Calcium carbonate is a chemical compound with the formula CaCO3. It is a common substance found in rocks as the minerals calcite and aragonite (most notably as limestone, which contains both of those minerals) and is the main component of pearls and the shells of marine organisms, snails, and eggs. Calcium carbonate is the active ingredient in agricultural lime and is created when calcium ions in hard water react with carbonate ions to create limescale. It is medicinally used as a calcium supplement or as an antacid, but excessive consumption can be hazardous.

Calcium carbonate shares the typical properties of other carbonates. Notably, it reacts with acids, releasing carbon dioxide:

CaCO3(s) + 2H+(aq) → Ca2+(aq) + CO2(g) + H2O (l)

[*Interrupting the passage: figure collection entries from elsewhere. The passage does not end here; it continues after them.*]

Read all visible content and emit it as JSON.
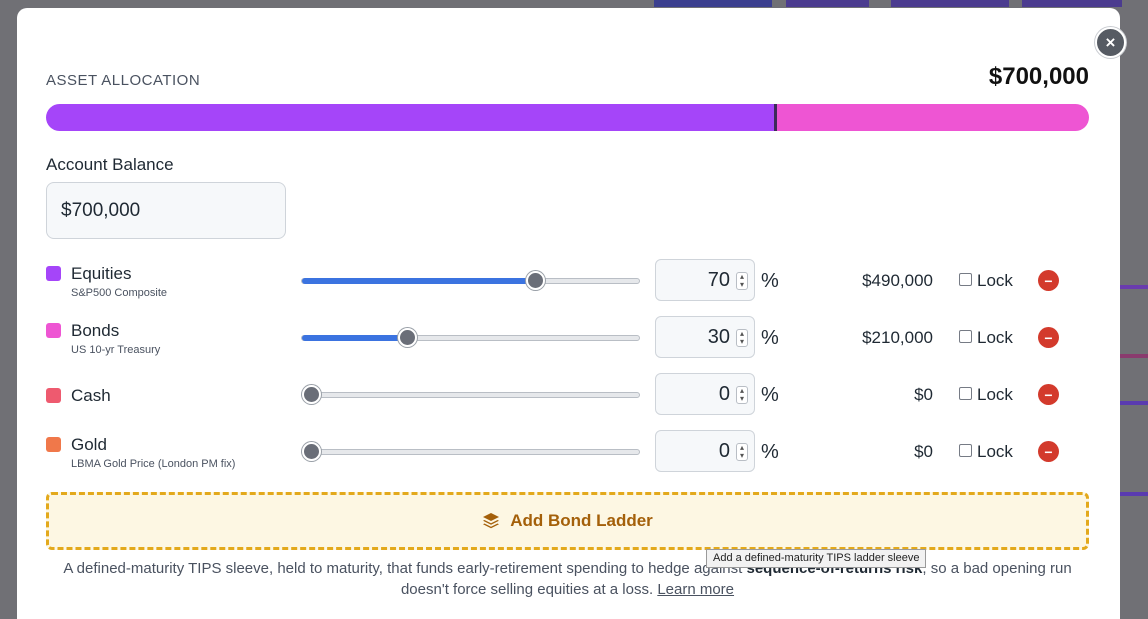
{
  "modal": {
    "close_symbol": "×",
    "allocation_label": "ASSET ALLOCATION",
    "total": "$700,000",
    "bar": [
      {
        "asset": "Equities",
        "percent": 70,
        "color": "#a545f9"
      },
      {
        "asset": "Bonds",
        "percent": 30,
        "color": "#ee55d3"
      }
    ],
    "balance": {
      "label": "Account Balance",
      "value": "$700,000"
    },
    "assets": [
      {
        "name": "Equities",
        "sub": "S&P500 Composite",
        "percent": 70,
        "amount": "$490,000",
        "color": "#a545f9",
        "lock_label": "Lock",
        "locked": false
      },
      {
        "name": "Bonds",
        "sub": "US 10-yr Treasury",
        "percent": 30,
        "amount": "$210,000",
        "color": "#ee55d3",
        "lock_label": "Lock",
        "locked": false
      },
      {
        "name": "Cash",
        "sub": "",
        "percent": 0,
        "amount": "$0",
        "color": "#ee5a6f",
        "lock_label": "Lock",
        "locked": false
      },
      {
        "name": "Gold",
        "sub": "LBMA Gold Price (London PM fix)",
        "percent": 0,
        "amount": "$0",
        "color": "#f0784a",
        "lock_label": "Lock",
        "locked": false
      }
    ],
    "percent_symbol": "%",
    "add_ladder": {
      "icon": "layers-icon",
      "label": "Add Bond Ladder",
      "tooltip": "Add a defined-maturity TIPS ladder sleeve"
    },
    "description": {
      "before": "A defined-maturity TIPS sleeve, held to maturity, that funds early-retirement spending to hedge against ",
      "bold": "sequence-of-returns risk",
      "after": ", so a bad opening run doesn't force selling equities at a loss. ",
      "link": "Learn more"
    }
  }
}
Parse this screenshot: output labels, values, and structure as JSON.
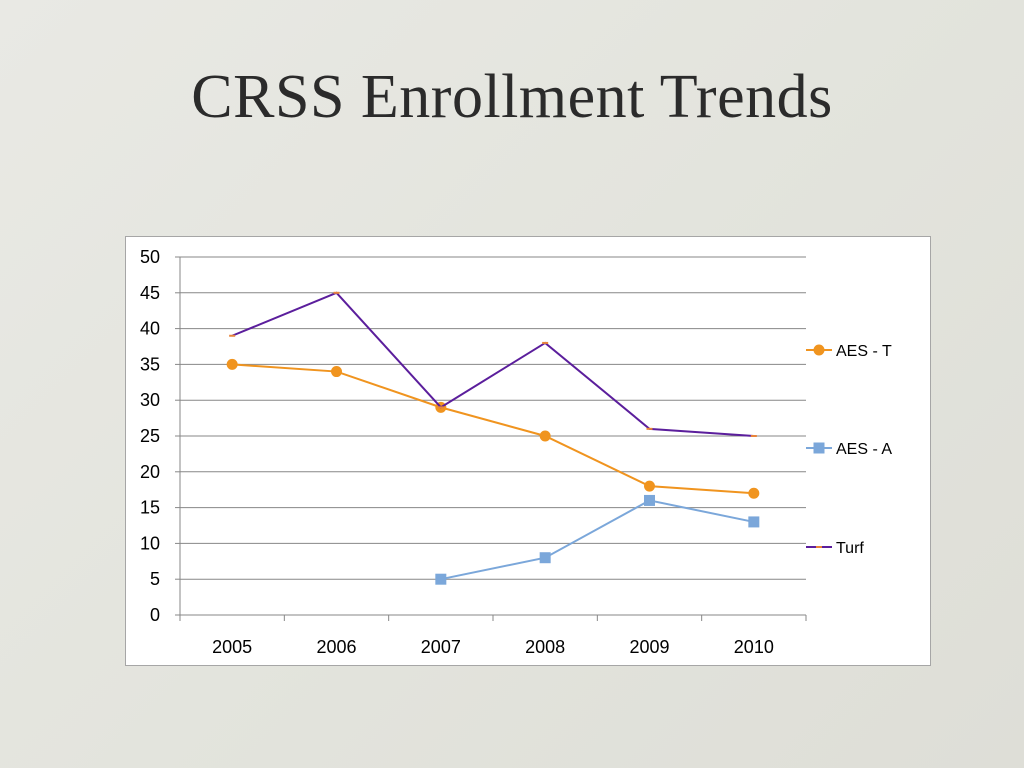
{
  "slide": {
    "title": "CRSS Enrollment Trends"
  },
  "chart_data": {
    "type": "line",
    "title": "",
    "xlabel": "",
    "ylabel": "",
    "categories": [
      "2005",
      "2006",
      "2007",
      "2008",
      "2009",
      "2010"
    ],
    "ylim": [
      0,
      50
    ],
    "yticks": [
      0,
      5,
      10,
      15,
      20,
      25,
      30,
      35,
      40,
      45,
      50
    ],
    "grid": true,
    "legend_position": "right",
    "series": [
      {
        "name": "AES - T",
        "values": [
          35,
          34,
          29,
          25,
          18,
          17
        ],
        "color": "#f0941f",
        "marker": "circle"
      },
      {
        "name": "AES - A",
        "values": [
          null,
          null,
          5,
          8,
          16,
          13
        ],
        "color": "#7ba7da",
        "marker": "square"
      },
      {
        "name": "Turf",
        "values": [
          39,
          45,
          29,
          38,
          26,
          25
        ],
        "color": "#5b1e9c",
        "marker": "dash"
      }
    ]
  }
}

It releases carbon dioxide upon heating, called a thermal decomposition reaction, or calcination, (to above 840 °C in the case of CaCO3), to form calcium oxide, commonly called quicklime, with reaction enthalpy 178 kJ / mole:

CaCO3 (s) → CaO (s) + CO2 (g)

Calcium carbonate will react with water that is saturated with carbon dioxide to form the soluble calcium bicarbonate.

CaCO3 + CO2 + H2O → Ca(HCO3)2

This reaction is important in the erosion of carbonate rock, forming caverns, and leads to hard water in many regions.

An unusual form of calcium carbonate is the hexahydrate, ikaite, CaCO3, 6H2O. Ikaite is stable only below 6 °C.